The Kuna society is matriarchal. Women are the breadwinners while the men fish and grow crops. Molas are the cash crop for the Kunas. A Mola is an embroidery work that is used as an appliqué` on women’s blouses. They are extremely colorful and the more intricate ones are collector’s items. A different dugout canoe had a woman sitting in the middle who is holding up Molas. Maria was on a shopping tour now and was delighted in seeing so many choices of things to buy! We ended up helping support the village this day.
The following day another Kuna approached Aspen. This time it was a master Mola maker named Venancia. Venancia had several 5-gallon containers containing his Mola art. After inviting him onboard, he began displaying his work in the cockpit of Aspen. His Molas are spectacular! Within minutes Aspen’s cockpit is awash in color with Molas hanging everywhere. Once again Maria goes shopping and helps support another Kuna village.
Yes, Venancia is a man. It seems that even in a matriarchal society some males take on more feminine characteristics and enter the Mola crafting profession.
There is a small cay at the head of our anchorage near Banedup Cay called BBQ Island by the gringos. That name is easier to say than the actual Kuna name. The small cay is filled with palm trees and surrounded by pure white sand beaches. A large reef protects the island from the deep Caribbean Sea. Turtles nest on the island and there is even a sailing couple that makes sure the island is litter free. Yes, Reggie and Debbie live on their sailboat anchored off the island as they have for the past 8 years, tending and nurturing this little island. They even have a lawn mower on their vessel that they use to trim the underbrush!
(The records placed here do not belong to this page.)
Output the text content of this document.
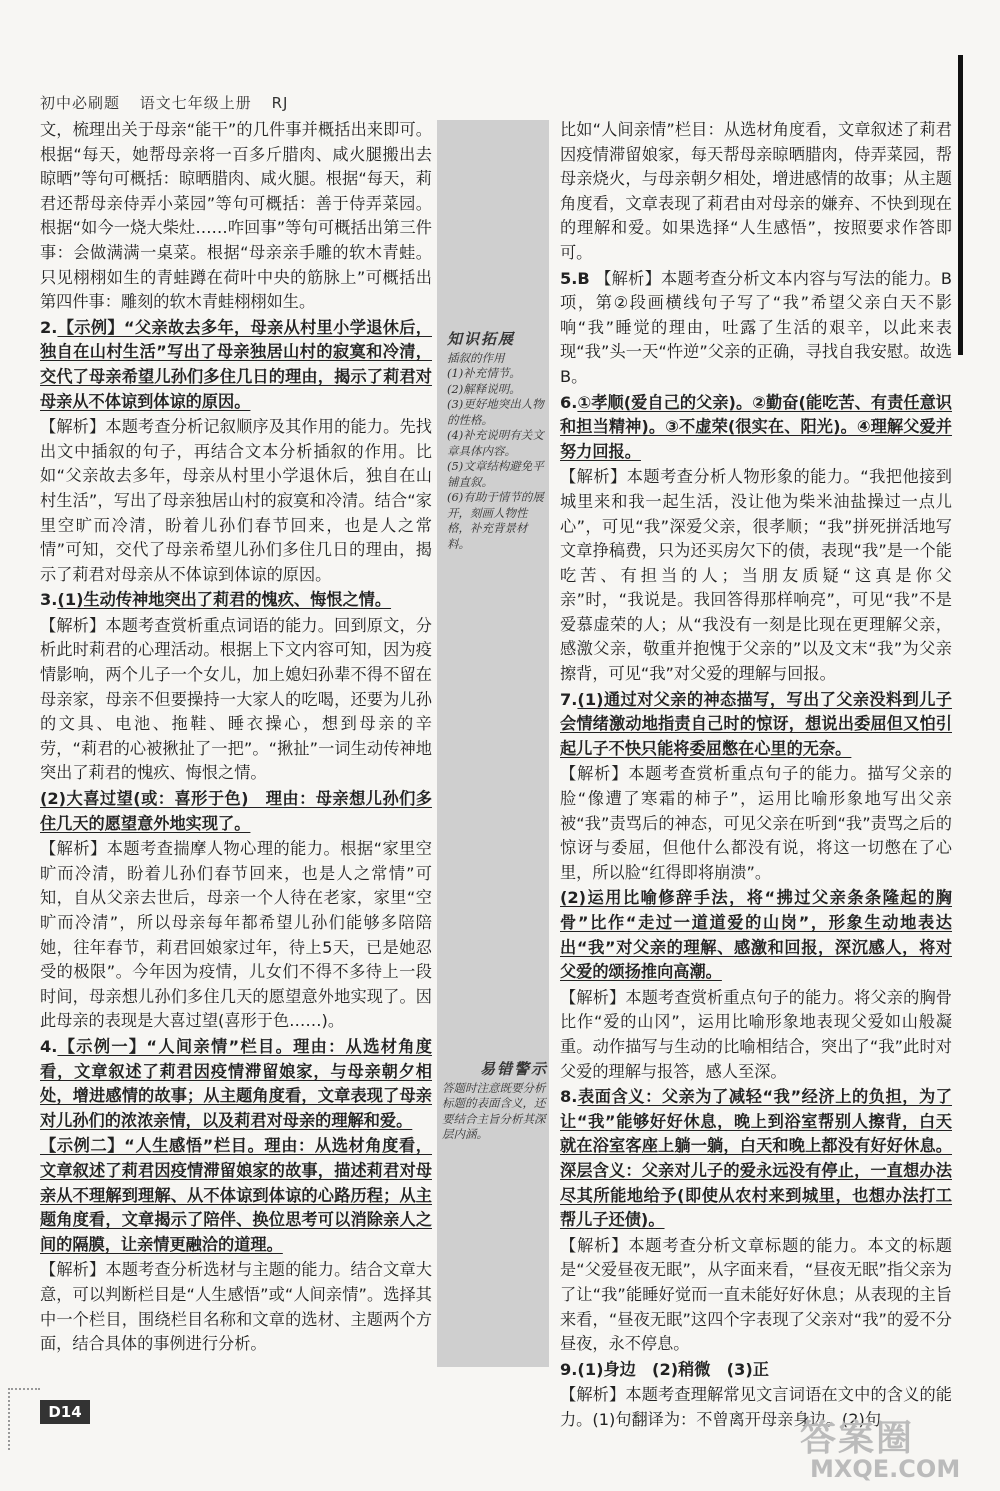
初中必刷题 语文七年级上册 RJ
知识拓展
插叙的作用
(1)补充情节。
(2)解释说明。
(3)更好地突出人物的性格。
(4)补充说明有关文章具体内容。
(5)文章结构避免平铺直叙。
(6)有助于情节的展开，刻画人物性格，补充背景材料。
易错警示
答题时注意既要分析标题的表面含义，还要结合主旨分析其深层内涵。

文，梳理出关于母亲“能干”的几件事并概括出来即可。根据“每天，她帮母亲将一百多斤腊肉、咸火腿搬出去晾晒”等句可概括：晾晒腊肉、咸火腿。根据“每天，莉君还帮母亲侍弄小菜园”等句可概括：善于侍弄菜园。根据“如今一烧大柴灶……咋回事”等句可概括出第三件事：会做满满一桌菜。根据“母亲亲手雕的软木青蛙。只见栩栩如生的青蛙蹲在荷叶中央的筋脉上”可概括出第四件事：雕刻的软木青蛙栩栩如生。

2.【示例】“父亲故去多年，母亲从村里小学退休后，独自在山村生活”写出了母亲独居山村的寂寞和冷清，交代了母亲希望儿孙们多住几日的理由，揭示了莉君对母亲从不体谅到体谅的原因。

【解析】本题考查分析记叙顺序及其作用的能力。先找出文中插叙的句子，再结合文本分析插叙的作用。比如“父亲故去多年，母亲从村里小学退休后，独自在山村生活”，写出了母亲独居山村的寂寞和冷清。结合“家里空旷而冷清，盼着儿孙们春节回来，也是人之常情”可知，交代了母亲希望儿孙们多住几日的理由，揭示了莉君对母亲从不体谅到体谅的原因。

3.(1)生动传神地突出了莉君的愧疚、悔恨之情。

【解析】本题考查赏析重点词语的能力。回到原文，分析此时莉君的心理活动。根据上下文内容可知，因为疫情影响，两个儿子一个女儿，加上媳妇孙辈不得不留在母亲家，母亲不但要操持一大家人的吃喝，还要为儿孙的文具、电池、拖鞋、睡衣操心，想到母亲的辛劳，“莉君的心被揪扯了一把”。“揪扯”一词生动传神地突出了莉君的愧疚、悔恨之情。

(2)大喜过望(或：喜形于色)　理由：母亲想儿孙们多住几天的愿望意外地实现了。

【解析】本题考查揣摩人物心理的能力。根据“家里空旷而冷清，盼着儿孙们春节回来，也是人之常情”可知，自从父亲去世后，母亲一个人待在老家，家里“空旷而冷清”，所以母亲每年都希望儿孙们能够多陪陪她，往年春节，莉君回娘家过年，待上5天，已是她忍受的极限”。今年因为疫情，儿女们不得不多待上一段时间，母亲想儿孙们多住几天的愿望意外地实现了。因此母亲的表现是大喜过望(喜形于色……)。

4.【示例一】“人间亲情”栏目。理由：从选材角度看，文章叙述了莉君因疫情滞留娘家，与母亲朝夕相处，增进感情的故事；从主题角度看，文章表现了母亲对儿孙们的浓浓亲情，以及莉君对母亲的理解和爱。

【示例二】“人生感悟”栏目。理由：从选材角度看，文章叙述了莉君因疫情滞留娘家的故事，描述莉君对母亲从不理解到理解、从不体谅到体谅的心路历程；从主题角度看，文章揭示了陪伴、换位思考可以消除亲人之间的隔膜，让亲情更融洽的道理。

【解析】本题考查分析选材与主题的能力。结合文章大意，可以判断栏目是“人生感悟”或“人间亲情”。选择其中一个栏目，围绕栏目名称和文章的选材、主题两个方面，结合具体的事例进行分析。

比如“人间亲情”栏目：从选材角度看，文章叙述了莉君因疫情滞留娘家，每天帮母亲晾晒腊肉，侍弄菜园，帮母亲烧火，与母亲朝夕相处，增进感情的故事；从主题角度看，文章表现了莉君由对母亲的嫌弃、不快到现在的理解和爱。如果选择“人生感悟”，按照要求作答即可。

5.B 【解析】本题考查分析文本内容与写法的能力。B项，第②段画横线句子写了“我”希望父亲白天不影响“我”睡觉的理由，吐露了生活的艰辛，以此来表现“我”头一天“忤逆”父亲的正确，寻找自我安慰。故选B。

6.①孝顺(爱自己的父亲)。②勤奋(能吃苦、有责任意识和担当精神)。③不虚荣(很实在、阳光)。④理解父爱并努力回报。

【解析】本题考查分析人物形象的能力。“我把他接到城里来和我一起生活，没让他为柴米油盐操过一点儿心”，可见“我”深爱父亲，很孝顺；“我”拼死拼活地写文章挣稿费，只为还买房欠下的债，表现“我”是一个能吃苦、有担当的人；当朋友质疑“这真是你父亲”时，“我说是。我回答得那样响亮”，可见“我”不是爱慕虚荣的人；从“我没有一刻是比现在更理解父亲，感激父亲，敬重并抱愧于父亲的”以及文末“我”为父亲擦背，可见“我”对父爱的理解与回报。

7.(1)通过对父亲的神态描写，写出了父亲没料到儿子会情绪激动地指责自己时的惊讶，想说出委屈但又怕引起儿子不快只能将委屈憋在心里的无奈。

【解析】本题考查赏析重点句子的能力。描写父亲的脸“像遭了寒霜的柿子”，运用比喻形象地写出父亲被“我”责骂后的神态，可见父亲在听到“我”责骂之后的惊讶与委屈，但他什么都没有说，将这一切憋在了心里，所以脸“红得即将崩溃”。

(2)运用比喻修辞手法，将“拂过父亲条条隆起的胸骨”比作“走过一道道爱的山岗”，形象生动地表达出“我”对父亲的理解、感激和回报，深沉感人，将对父爱的颂扬推向高潮。

【解析】本题考查赏析重点句子的能力。将父亲的胸骨比作“爱的山冈”，运用比喻形象地表现父爱如山般凝重。动作描写与生动的比喻相结合，突出了“我”此时对父爱的理解与报答，感人至深。

8.表面含义：父亲为了减轻“我”经济上的负担，为了让“我”能够好好休息，晚上到浴室帮别人擦背，白天就在浴室客座上躺一躺，白天和晚上都没有好好休息。深层含义：父亲对儿子的爱永远没有停止，一直想办法尽其所能地给予(即使从农村来到城里，也想办法打工帮儿子还债)。

【解析】本题考查分析文章标题的能力。本文的标题是“父爱昼夜无眠”，从字面来看，“昼夜无眠”指父亲为了让“我”能睡好觉而一直未能好好休息；从表现的主旨来看，“昼夜无眠”这四个字表现了父亲对“我”的爱不分昼夜，永不停息。

9.(1)身边　(2)稍微　(3)正

【解析】本题考查理解常见文言词语在文中的含义的能力。(1)句翻译为：不曾离开母亲身边。(2)句

D14
答案圈
MXQE.COM
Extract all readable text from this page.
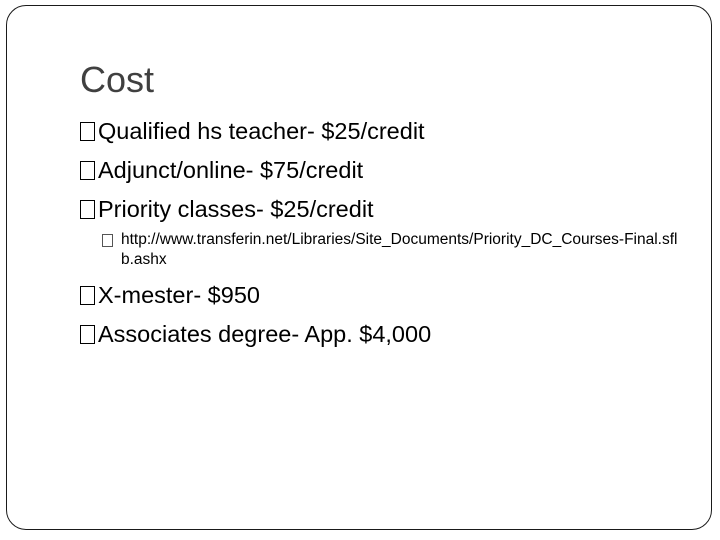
Cost
Qualified hs teacher- $25/credit
Adjunct/online- $75/credit
Priority classes- $25/credit
http://www.transferin.net/Libraries/Site_Documents/Priority_DC_Courses-Final.sflb.ashx
X-mester- $950
Associates degree- App. $4,000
BBQ Island is exactly ? mile around. Captain Steve knows this because he runs around and around and around this little island every morning for his workout! Luckily the Kuna have not spotted him yet to offer their impression of the crazy gringo.
There are no grocery stores, no markets and no fueling stations in the San Blas. Everything comes here by local boat where they tie up to your vessel and offer you fruit, vegetables and fish for sale. We are running low on fuel and meat so we will head to Colon, Panama next to refuel and re-stock with these essentials before heading back to Kuna Yala for the holidays.